1956. Amara, uma jovem jornalista italiana, tem como missão redigir um relatório sobre a crescente divisão política entre a Europa de Leste e a Europa Ocidental no pós-guerra. Mas, no seu coração, ela encontra uma outra missão: descobrir o que aconteceu a Emanuele, o seu inseparável amigo de infância. Emanuele era judeu e foi deportado pelos nazis em Viena, durante a guerra, não sem antes lhe dar uma longa série de cartas que Amara ainda carrega com ela. 
Em sua busca, Amara atravessa a Europa num comboio que pára em todas as estações, tem panos de renda feita à mão a enfeitar os bancos e tresanda a cabra cozida e a sabão de permanganato. Amara visita horrorizada o que resta do círculo infernal de Auschwitz-Birkenau, percorre as ruas de Viena à procura de sobreviventes, chega a Budapeste no momento em que rebenta a revolta húngara, e treme ao lado dos insurrectos quando os tiros dos carros blindados russos esventram as casas. Na sua aventura, e nos destinos dos homens e das mulheres que vêm entrelaçar-se na sua vida, manifesta-se o sentimento de catástrofe e de abismo em que o século XX mergulhou, e a esperança irreprimível de um mundo diferente. Pelo caminho, Amara encontra muitos outros sobreviventes, cada um com a sua própria história para contar, e pondera a existência conturbada dos seus próprios pais no mundo opressivo da Itália de Mussolini.
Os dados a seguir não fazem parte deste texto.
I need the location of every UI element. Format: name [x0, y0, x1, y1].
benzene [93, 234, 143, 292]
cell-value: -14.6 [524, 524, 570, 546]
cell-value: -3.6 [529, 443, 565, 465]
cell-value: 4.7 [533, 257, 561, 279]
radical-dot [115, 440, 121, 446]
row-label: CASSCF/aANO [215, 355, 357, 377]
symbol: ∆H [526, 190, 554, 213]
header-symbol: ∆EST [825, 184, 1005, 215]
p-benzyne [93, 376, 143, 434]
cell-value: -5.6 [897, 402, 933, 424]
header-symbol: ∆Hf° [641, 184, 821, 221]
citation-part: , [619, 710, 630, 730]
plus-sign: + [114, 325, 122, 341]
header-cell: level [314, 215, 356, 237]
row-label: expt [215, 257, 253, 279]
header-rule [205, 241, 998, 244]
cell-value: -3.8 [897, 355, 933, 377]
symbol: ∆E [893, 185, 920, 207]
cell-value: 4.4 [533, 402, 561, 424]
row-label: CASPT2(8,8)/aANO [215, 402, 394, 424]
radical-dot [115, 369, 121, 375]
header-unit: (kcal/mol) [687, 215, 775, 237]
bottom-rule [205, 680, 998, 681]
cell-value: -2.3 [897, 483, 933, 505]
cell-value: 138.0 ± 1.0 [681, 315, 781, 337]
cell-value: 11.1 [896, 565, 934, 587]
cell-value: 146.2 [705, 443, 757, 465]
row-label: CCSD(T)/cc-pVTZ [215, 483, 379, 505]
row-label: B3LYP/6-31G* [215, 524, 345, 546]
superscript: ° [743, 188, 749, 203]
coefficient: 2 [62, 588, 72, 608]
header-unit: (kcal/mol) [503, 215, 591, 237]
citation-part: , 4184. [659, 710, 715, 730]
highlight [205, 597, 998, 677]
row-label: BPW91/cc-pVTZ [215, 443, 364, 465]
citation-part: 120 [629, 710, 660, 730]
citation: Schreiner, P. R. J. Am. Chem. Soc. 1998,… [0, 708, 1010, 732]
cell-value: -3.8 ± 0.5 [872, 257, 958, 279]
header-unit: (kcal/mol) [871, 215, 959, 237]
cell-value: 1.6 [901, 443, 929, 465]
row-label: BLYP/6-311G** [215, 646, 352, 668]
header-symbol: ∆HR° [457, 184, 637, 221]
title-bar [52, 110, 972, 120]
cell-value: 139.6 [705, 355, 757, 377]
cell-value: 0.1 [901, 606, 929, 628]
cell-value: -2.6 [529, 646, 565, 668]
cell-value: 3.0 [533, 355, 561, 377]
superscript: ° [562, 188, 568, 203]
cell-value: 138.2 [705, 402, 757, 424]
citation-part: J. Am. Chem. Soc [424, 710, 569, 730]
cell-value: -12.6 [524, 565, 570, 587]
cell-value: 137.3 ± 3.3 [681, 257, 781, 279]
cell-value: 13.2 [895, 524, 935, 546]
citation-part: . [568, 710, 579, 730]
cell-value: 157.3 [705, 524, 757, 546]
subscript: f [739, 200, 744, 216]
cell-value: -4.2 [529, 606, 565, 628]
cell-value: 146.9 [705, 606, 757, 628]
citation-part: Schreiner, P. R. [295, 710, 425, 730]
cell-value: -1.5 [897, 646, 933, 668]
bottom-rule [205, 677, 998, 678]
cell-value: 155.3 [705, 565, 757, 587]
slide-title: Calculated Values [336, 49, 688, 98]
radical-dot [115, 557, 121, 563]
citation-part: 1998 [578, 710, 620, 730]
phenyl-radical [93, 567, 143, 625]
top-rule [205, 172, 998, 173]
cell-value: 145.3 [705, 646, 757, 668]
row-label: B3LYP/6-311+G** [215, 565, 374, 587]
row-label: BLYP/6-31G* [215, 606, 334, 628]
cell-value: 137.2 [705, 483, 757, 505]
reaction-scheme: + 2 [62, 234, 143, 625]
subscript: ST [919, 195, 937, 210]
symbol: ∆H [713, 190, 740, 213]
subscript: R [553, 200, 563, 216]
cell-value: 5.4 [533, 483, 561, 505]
Mas será que Emanuele conseguiu sobreviver à guerra ou, como tantos outros judeus de Viena, morreu em Auschwitz ou num gueto na Polónia?




Críticas de imprensa
«A escritora italiana mais audaciosa.»
Sunday Times

«Um romance acre e forte, cru e apaixonado, sobre os tempos e as vivências do século XX, brilhantemente evocados, para que ninguém os consiga esquecer.»
Gazzetta del Sud



Opinião:



1956 é o ano em que Amara, a personagem principal da história, empreende a viagem da demanda ou da memória. Terminada a Segunda Guerra Mundial, o mundo via-se dividido por uma outra: A Guerra Fria. Estes são os dois núcleos narrativos do livro. A uni-los, a história de Amara e Emanuel recriada através das cartas que a protagonista transporta consigo. Cartas inicialmente ingénuas, de um rapazinho que rapidamente se vê envolvido nos horrores da Guerra…
O romance elogia a liberdade, denuncia os crimes e define o sentido de justiça da memória: os fantasmas do passado não se esquecem e o futuro só se pode construir se os criminosos forem condenados e as culpas expiadas…
A fazer lembrar Tolstoi ou Dostoevsky, em primeiro plano ressaltam os comportamentos obsessivos e desesperados da personagem principal, o que a aproxima a uma trágica marioneta obrigada a seguir um guião pré-escrito e sem hipótese de alteração… E em analogia com os escritores russos, a autora dá particular atenção ao pormenor e ao detalhe.
As frequentes digressões na narrativa não alteram a sua tensão. Pelo contrário, permitem reflectir sobre o drama registado. Os diálogos são fluidos e encaixados no texto como peças de puzzle. As personagens são realistas, aterradoras, sublimes, comoventes… Enfim, o texto tem toda a força de um retrato a sépia - ou a preto e branco – que desperta todos os nossos sentidos.
É um belo livro de História e de histórias.